You finish a new AWS deployment, open the browser, and watch your Playwright tests fail like dominoes. It’s not your code. It’s the environment drift, identity misfires, and test orchestration headaches that get worse with every stack. AWS CDK Playwright should make deployment and testing feel automatic, not adversarial.
AWS CDK defines infrastructure as code so you can version and replicate deployments safely. Playwright runs browser automation for real-world testing, catching UI failures before users do. When these two tools work together, infrastructure and behavior testing align. You deploy with CDK, spin up your environment, and Playwright verifies it in one reliable flow.

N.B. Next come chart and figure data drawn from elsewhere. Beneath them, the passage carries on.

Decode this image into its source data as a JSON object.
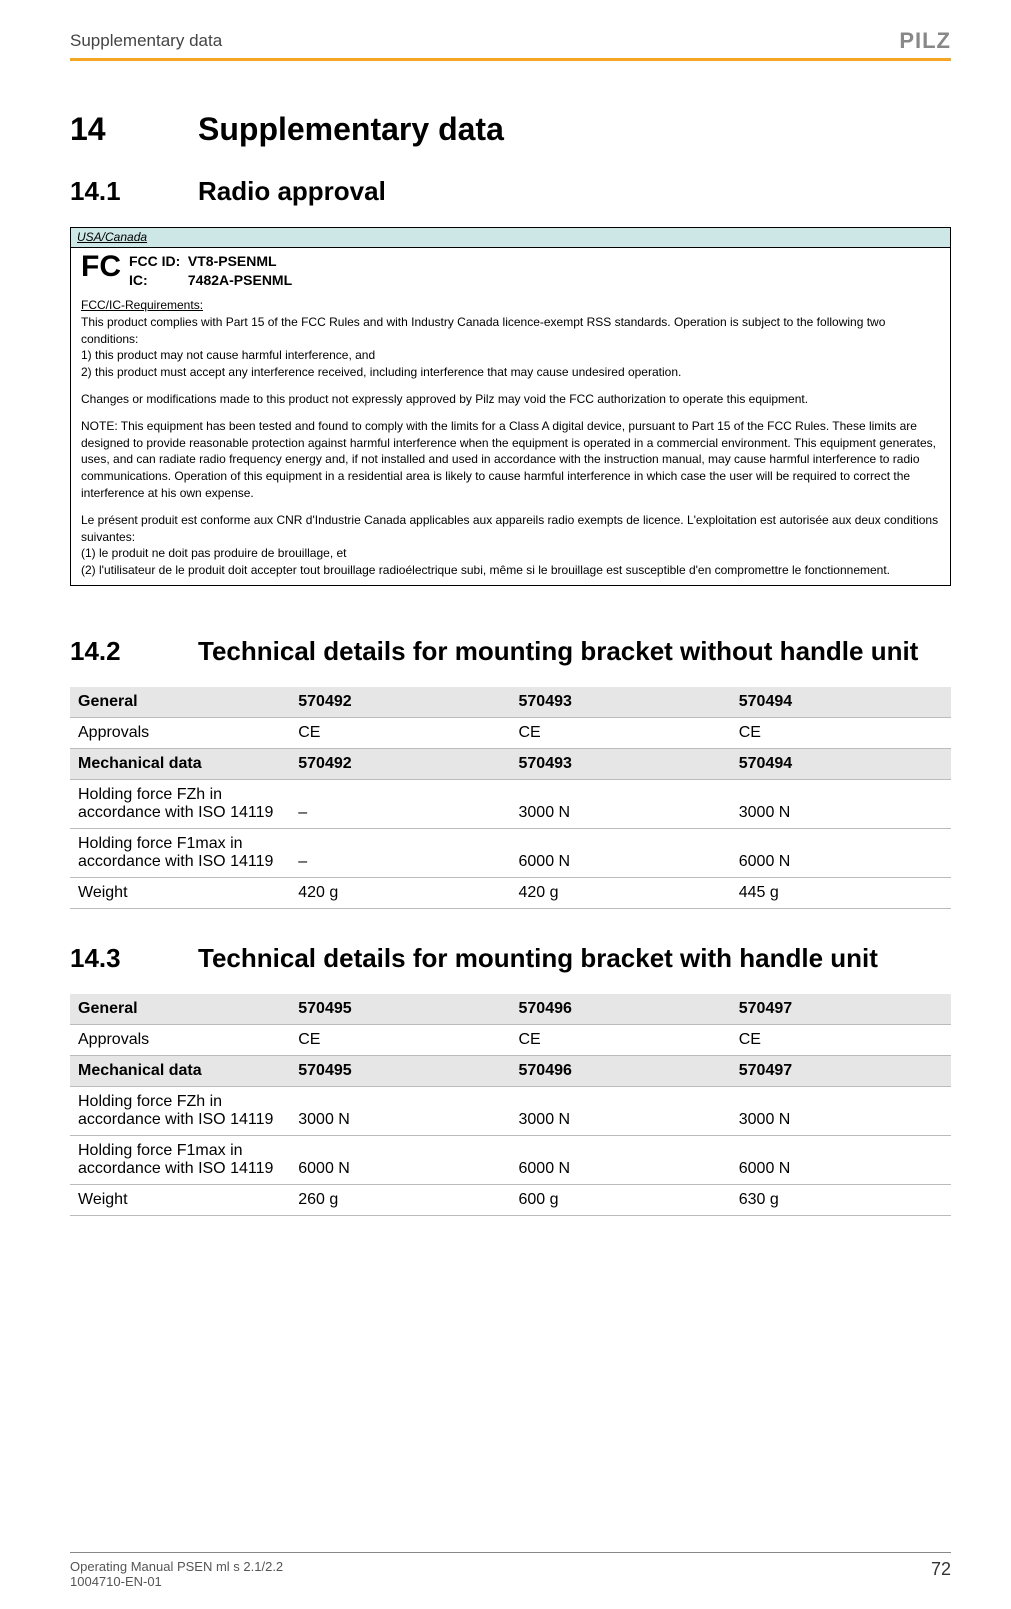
{
  "header": {
    "section_name": "Supplementary data",
    "logo_text": "PILZ"
  },
  "h1": {
    "num": "14",
    "title": "Supplementary data"
  },
  "s141": {
    "num": "14.1",
    "title": "Radio approval",
    "box_header": "USA/Canada",
    "fcc_label": "FCC ID:",
    "fcc_id": "VT8-PSENML",
    "ic_label": "IC:",
    "ic_id": "7482A-PSENML",
    "req_title": "FCC/IC-Requirements:",
    "p1": "This product complies with Part 15 of the FCC Rules and with Industry Canada licence-exempt RSS standards. Operation is subject to the following two conditions:\n1) this product may not cause harmful interference, and\n2) this product must accept any interference received, including interference that may cause undesired operation.",
    "p2": "Changes or modifications made to this product not expressly approved by Pilz may void the FCC authorization to operate this equipment.",
    "p3": "NOTE: This equipment has been tested and found to comply with the limits for a Class A digital device, pursuant to Part 15 of the FCC Rules. These limits are designed to provide reasonable protection against harmful interference when the equipment is operated in a commercial environment. This equipment generates, uses, and can radiate radio frequency energy and, if not installed and used in accordance with the instruction manual, may cause harmful interference to radio communications. Operation of this equipment in a residential area is likely to cause harmful interference in which case the user will be required to correct the interference at his own expense.",
    "p4": "Le présent produit est conforme aux CNR d'Industrie Canada applicables aux appareils radio exempts de licence. L'exploitation est autorisée aux deux conditions suivantes:\n(1) le produit ne doit pas produire de brouillage, et\n(2) l'utilisateur de le produit doit accepter tout brouillage radioélectrique subi, même si le brouillage est susceptible d'en compromettre le fonctionnement."
  },
  "s142": {
    "num": "14.2",
    "title": "Technical details for mounting bracket without handle unit",
    "general_label": "General",
    "mech_label": "Mechanical data",
    "cols": [
      "570492",
      "570493",
      "570494"
    ],
    "rows": [
      {
        "label": "Approvals",
        "v": [
          "CE",
          "CE",
          "CE"
        ]
      }
    ],
    "mech_rows": [
      {
        "label": "Holding force FZh in accordance with ISO 14119",
        "v": [
          "–",
          "3000 N",
          "3000 N"
        ]
      },
      {
        "label": "Holding force F1max in accordance with ISO 14119",
        "v": [
          "–",
          "6000 N",
          "6000 N"
        ]
      },
      {
        "label": "Weight",
        "v": [
          "420 g",
          "420 g",
          "445 g"
        ]
      }
    ]
  },
  "s143": {
    "num": "14.3",
    "title": "Technical details for mounting bracket with handle unit",
    "general_label": "General",
    "mech_label": "Mechanical data",
    "cols": [
      "570495",
      "570496",
      "570497"
    ],
    "rows": [
      {
        "label": "Approvals",
        "v": [
          "CE",
          "CE",
          "CE"
        ]
      }
    ],
    "mech_rows": [
      {
        "label": "Holding force FZh in accordance with ISO 14119",
        "v": [
          "3000 N",
          "3000 N",
          "3000 N"
        ]
      },
      {
        "label": "Holding force F1max in accordance with ISO 14119",
        "v": [
          "6000 N",
          "6000 N",
          "6000 N"
        ]
      },
      {
        "label": "Weight",
        "v": [
          "260 g",
          "600 g",
          "630 g"
        ]
      }
    ]
  },
  "footer": {
    "line1": "Operating Manual PSEN ml s 2.1/2.2",
    "line2": "1004710-EN-01",
    "page": "72"
  }
}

To connect them, start with the mental model. CDK handles identity, permissions, and environment setup. That means every stack you create can expose consistent test endpoints and credentials. Playwright then treats those as trusted inputs rather than flaky runtime variables. Your test suite doesn’t need to guess which region or secret is active, because CDK defines it. Results become predictable across staging and production.

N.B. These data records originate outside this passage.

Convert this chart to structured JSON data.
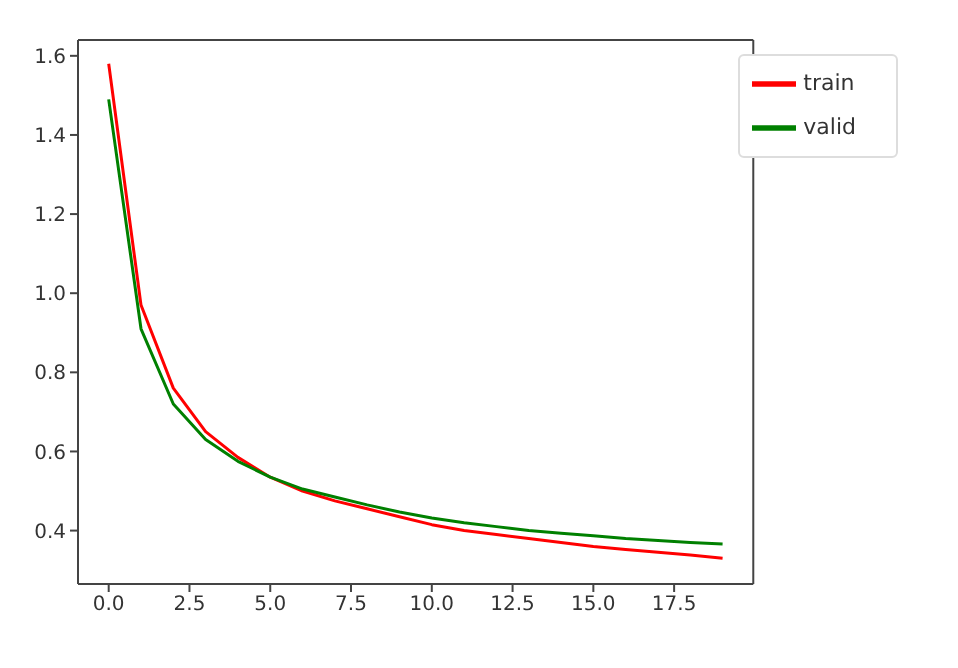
{
  "chart_data": {
    "type": "line",
    "x": [
      0,
      1,
      2,
      3,
      4,
      5,
      6,
      7,
      8,
      9,
      10,
      11,
      12,
      13,
      14,
      15,
      16,
      17,
      18,
      19
    ],
    "series": [
      {
        "name": "train",
        "color": "#ff0000",
        "values": [
          1.58,
          0.97,
          0.76,
          0.65,
          0.585,
          0.535,
          0.5,
          0.475,
          0.455,
          0.435,
          0.415,
          0.4,
          0.39,
          0.38,
          0.37,
          0.36,
          0.352,
          0.345,
          0.338,
          0.33
        ]
      },
      {
        "name": "valid",
        "color": "#008000",
        "values": [
          1.49,
          0.91,
          0.72,
          0.63,
          0.575,
          0.535,
          0.505,
          0.485,
          0.465,
          0.447,
          0.432,
          0.42,
          0.41,
          0.4,
          0.393,
          0.387,
          0.38,
          0.375,
          0.37,
          0.366
        ]
      }
    ],
    "xlim": [
      -0.95,
      19.95
    ],
    "ylim": [
      0.265,
      1.64
    ],
    "xticks": [
      {
        "value": 0,
        "label": "0.0"
      },
      {
        "value": 2.5,
        "label": "2.5"
      },
      {
        "value": 5,
        "label": "5.0"
      },
      {
        "value": 7.5,
        "label": "7.5"
      },
      {
        "value": 10,
        "label": "10.0"
      },
      {
        "value": 12.5,
        "label": "12.5"
      },
      {
        "value": 15,
        "label": "15.0"
      },
      {
        "value": 17.5,
        "label": "17.5"
      }
    ],
    "yticks": [
      {
        "value": 0.4,
        "label": "0.4"
      },
      {
        "value": 0.6,
        "label": "0.6"
      },
      {
        "value": 0.8,
        "label": "0.8"
      },
      {
        "value": 1.0,
        "label": "1.0"
      },
      {
        "value": 1.2,
        "label": "1.2"
      },
      {
        "value": 1.4,
        "label": "1.4"
      },
      {
        "value": 1.6,
        "label": "1.6"
      }
    ],
    "legend": "top right",
    "marker": "none",
    "line_style": "solid",
    "grid": false
  }
}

When integrating AWS CDK with Playwright, codify three boundaries:
- Identity: tie Playwright secrets to AWS IAM roles or OIDC tokens rather than plain keys.

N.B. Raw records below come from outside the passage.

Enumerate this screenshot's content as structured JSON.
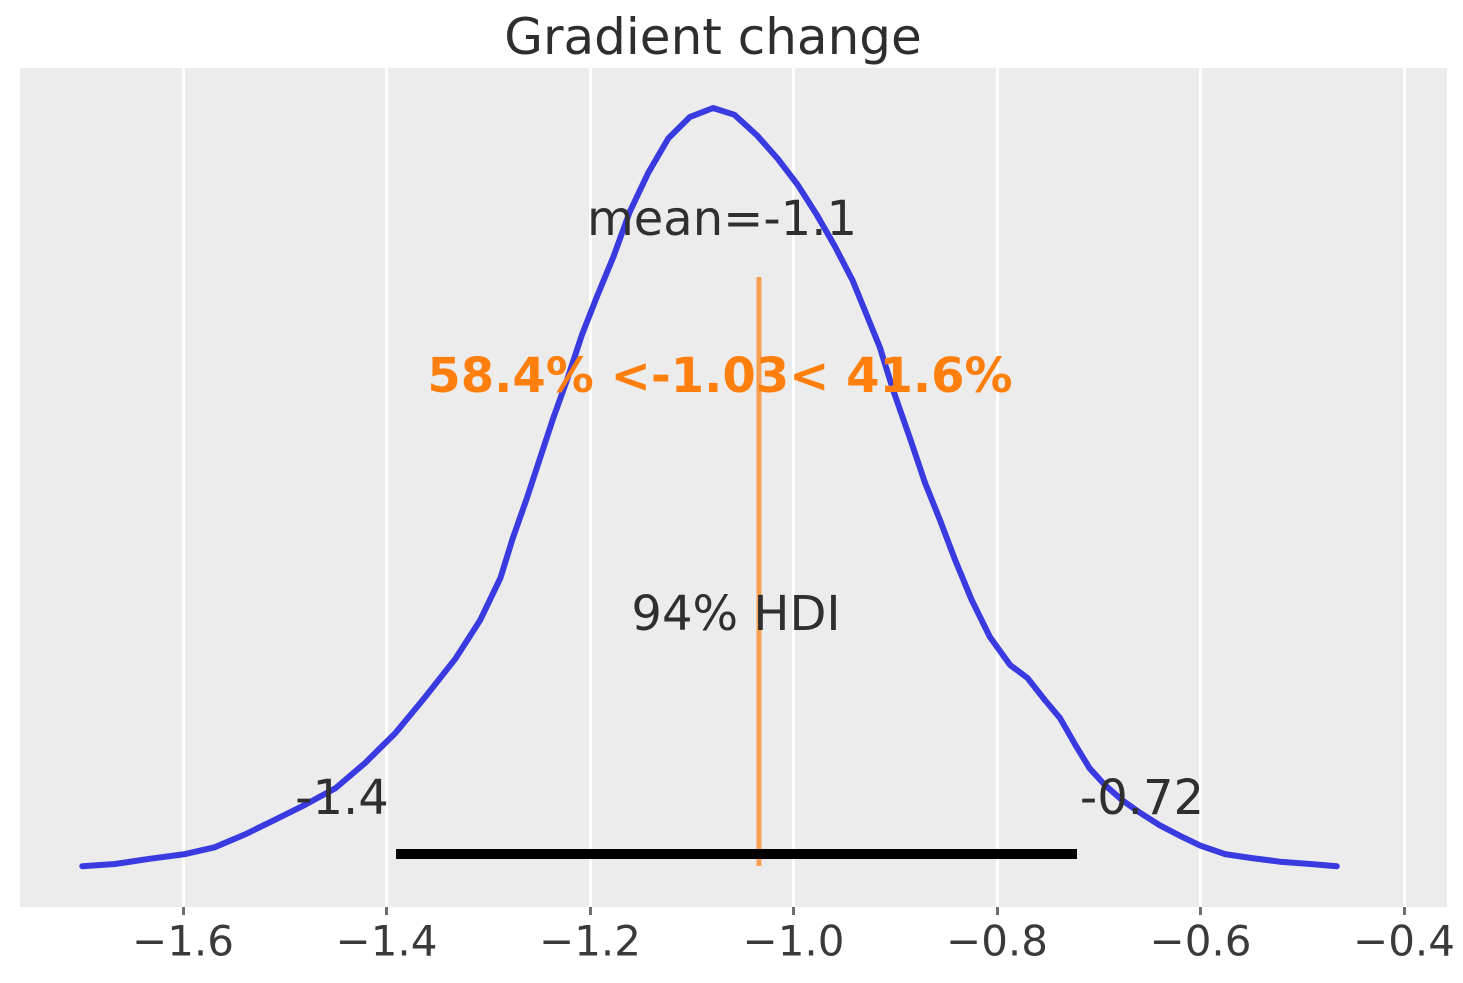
{
  "chart_data": {
    "type": "kde",
    "title": "Gradient change",
    "subtitle": "",
    "xlabel": "",
    "ylabel": "",
    "xlim": [
      -1.76,
      -0.36
    ],
    "grid": "vertical-white-on-gray",
    "legend": "none",
    "x_ticks": {
      "values": [
        -1.6,
        -1.4,
        -1.2,
        -1.0,
        -0.8,
        -0.6,
        -0.4
      ],
      "labels": [
        "−1.6",
        "−1.4",
        "−1.2",
        "−1.0",
        "−0.8",
        "−0.6",
        "−0.4"
      ]
    },
    "stats": {
      "mean": -1.1,
      "ref_val": -1.03,
      "pct_below_ref": 58.4,
      "pct_above_ref": 41.6,
      "hdi_prob": 0.94,
      "hdi_lower": -1.4,
      "hdi_upper": -0.72
    },
    "annotations": {
      "mean_label": "mean=-1.1",
      "ref_val_label": "58.4% <-1.03< 41.6%",
      "hdi_label": "94% HDI",
      "hdi_lower_label": "-1.4",
      "hdi_upper_label": "-0.72"
    },
    "colors": {
      "curve": "#3a3ae1",
      "ref_line": "#f8a051",
      "ref_text": "#ff7f0e",
      "hdi_bar": "#000000",
      "plot_bg": "#ececec",
      "gridline": "#ffffff",
      "text": "#2f2f2f",
      "tick_text": "#3a3a3a"
    },
    "density": {
      "x": [
        -1.699,
        -1.667,
        -1.632,
        -1.598,
        -1.569,
        -1.539,
        -1.51,
        -1.48,
        -1.45,
        -1.421,
        -1.391,
        -1.362,
        -1.332,
        -1.308,
        -1.288,
        -1.276,
        -1.262,
        -1.249,
        -1.236,
        -1.222,
        -1.208,
        -1.193,
        -1.177,
        -1.161,
        -1.143,
        -1.123,
        -1.102,
        -1.079,
        -1.058,
        -1.036,
        -1.016,
        -0.996,
        -0.977,
        -0.959,
        -0.942,
        -0.928,
        -0.915,
        -0.902,
        -0.885,
        -0.871,
        -0.856,
        -0.841,
        -0.825,
        -0.807,
        -0.787,
        -0.77,
        -0.753,
        -0.738,
        -0.723,
        -0.709,
        -0.694,
        -0.677,
        -0.66,
        -0.64,
        -0.62,
        -0.6,
        -0.576,
        -0.551,
        -0.522,
        -0.492,
        -0.466
      ],
      "d": [
        0.001,
        0.004,
        0.011,
        0.017,
        0.026,
        0.043,
        0.062,
        0.082,
        0.104,
        0.137,
        0.177,
        0.224,
        0.275,
        0.325,
        0.381,
        0.433,
        0.486,
        0.539,
        0.592,
        0.644,
        0.701,
        0.752,
        0.804,
        0.863,
        0.914,
        0.96,
        0.988,
        1.0,
        0.991,
        0.964,
        0.934,
        0.899,
        0.859,
        0.817,
        0.773,
        0.727,
        0.684,
        0.628,
        0.563,
        0.507,
        0.457,
        0.404,
        0.352,
        0.303,
        0.266,
        0.249,
        0.22,
        0.196,
        0.161,
        0.13,
        0.108,
        0.088,
        0.072,
        0.055,
        0.041,
        0.028,
        0.017,
        0.012,
        0.007,
        0.004,
        0.001
      ]
    }
  }
}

- Environment: use CDK context values for URLs and ports. Never bake static info in your test scripts.
- Automation: trigger Playwright runs as CDK post-deploy hooks or GitHub Actions tied to stack outputs.
If your sessions break, trace permissions first. Playwright can fail silently on unauthorized API calls. Mapping proper RBAC ensures tests aren’t blocked by missing roles. Then manage secret rotation automatically—CI tokens shouldn’t linger longer than the test cycle. This keeps Playwright aligned with AWS IAM hygiene and meets SOC 2 or ISO audit rules by design.